The unicast method is usually preferred for NLB clusters unless each cluster node has only one network adapter installed in it. Recall that in any clustering arrangement, all nodes must be able to communicate not only with the clients, but also among themselves. Recall that NLB modifies the MAC address of the cluster network adapter when unicast is used; thus, the cluster nodes cannot communicate among themselves. If only one network adapter is installed in each cluster node, you need to use the multicast method.

NLB uses a group of between 2 and 32 servers to distribute inbound requests among them in a fashion that permits the maximum amount of loading with a minimal amount of downtime. Each NLB cluster node contains an exact copy of the static and dynamic content that every other NLB cluster node has; in this way, it doesn't matter which NLB cluster node receives the inbound request, except in the case of host affinity where cookies are involved. The NLB cluster nodes use heartbeats to keep aware of the status of all nodes.

Clustering, on the other hand, uses a group of between 2 and 8 servers that all share a common storage device. Recall that a cluster resource is an application, service, or hardware device that is defined and managed by the cluster service. The cluster service (MSCS) monitors these cluster resources to ensure that they are operating properly. When a problem occurs with a cluster resource, MSCS attempts to correct the problem on the same cluster node. If the problem cannot be corrected ”such as a service that cannot be successfully restarted ”the cluster service fails the resource, takes the cluster group offline, moves it to another cluster node, and restarts the cluster group. MSCS clusters also use heartbeats to determine the operational status of other nodes in the cluster.

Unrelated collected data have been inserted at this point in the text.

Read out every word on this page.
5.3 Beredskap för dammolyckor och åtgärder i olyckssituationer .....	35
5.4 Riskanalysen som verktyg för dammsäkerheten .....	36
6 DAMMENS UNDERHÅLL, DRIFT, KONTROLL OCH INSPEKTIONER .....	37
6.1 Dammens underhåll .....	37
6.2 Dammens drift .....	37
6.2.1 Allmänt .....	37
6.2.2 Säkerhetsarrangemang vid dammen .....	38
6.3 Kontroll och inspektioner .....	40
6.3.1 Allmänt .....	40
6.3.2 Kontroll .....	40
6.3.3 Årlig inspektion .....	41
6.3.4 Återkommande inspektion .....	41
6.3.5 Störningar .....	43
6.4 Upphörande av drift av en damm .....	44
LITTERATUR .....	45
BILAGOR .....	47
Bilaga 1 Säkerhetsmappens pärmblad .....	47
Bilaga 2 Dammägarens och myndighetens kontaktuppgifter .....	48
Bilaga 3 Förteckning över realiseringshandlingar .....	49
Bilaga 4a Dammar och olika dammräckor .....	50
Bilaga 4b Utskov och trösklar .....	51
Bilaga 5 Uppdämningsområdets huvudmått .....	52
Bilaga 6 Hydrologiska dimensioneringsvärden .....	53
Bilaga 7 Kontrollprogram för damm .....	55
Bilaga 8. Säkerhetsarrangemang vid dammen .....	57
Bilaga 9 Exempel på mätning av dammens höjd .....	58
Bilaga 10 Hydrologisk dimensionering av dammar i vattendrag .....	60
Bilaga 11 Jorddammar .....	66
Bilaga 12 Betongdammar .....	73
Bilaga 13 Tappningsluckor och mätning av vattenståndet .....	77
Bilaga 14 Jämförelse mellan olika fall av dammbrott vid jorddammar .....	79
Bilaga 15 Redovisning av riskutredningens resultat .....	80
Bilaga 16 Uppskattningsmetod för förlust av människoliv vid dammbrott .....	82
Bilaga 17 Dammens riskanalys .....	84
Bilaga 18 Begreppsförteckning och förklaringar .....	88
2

Two clustering modes exist:

Active/Passive ” One node in the cluster is online providing services. The other nodes in the cluster are online but do not provide any services or applications to clients. If the active node fails, the cluster groups that were running on that node are failed over to the passive node. The passive node then changes its state to active and begins to service client requests. The passive nodes cannot be used for any other purpose during normal operations because they must remain available for a failover situation. All nodes should be configured identically to ensure that when failover occurs no performance loss is experienced .
Active/Active ” One instance of the clustered service or application runs on each node in the cluster. If a failure of a node occurs, that instance is transferred to one of the running nodes. Although this clustering mode allows you to make use of all cluster nodes to service client requests, it can cause significant performance degradation if the cluster was already operating at a very high load at the time of the failure.

Each resource group within the cluster has a prioritized listing of the nodes that are supposed to act as its host.

You can configure failover policies for each resource group to define exactly how each group behaves when a failover occurs. You must configure the following three settings:

Preferred nodes ” An internal prioritized list of available nodes for resource group failovers and failbacks. Ideally, all nodes in the cluster are in this list, in the order of priority you designate .
Failover timing ” The resource can be configured for immediate failover if the resource fails, or the cluster service may be configured to try to restart the resource a specified number of times before failover actually occurs. The failover threshold value should be equal to or less than the number of nodes in the cluster.
Failback timing ” Failback can be configured to occur as soon as the preferred node is available or during a specified period of time, such as when peak load is at its lowest so as to minimize service disruptions.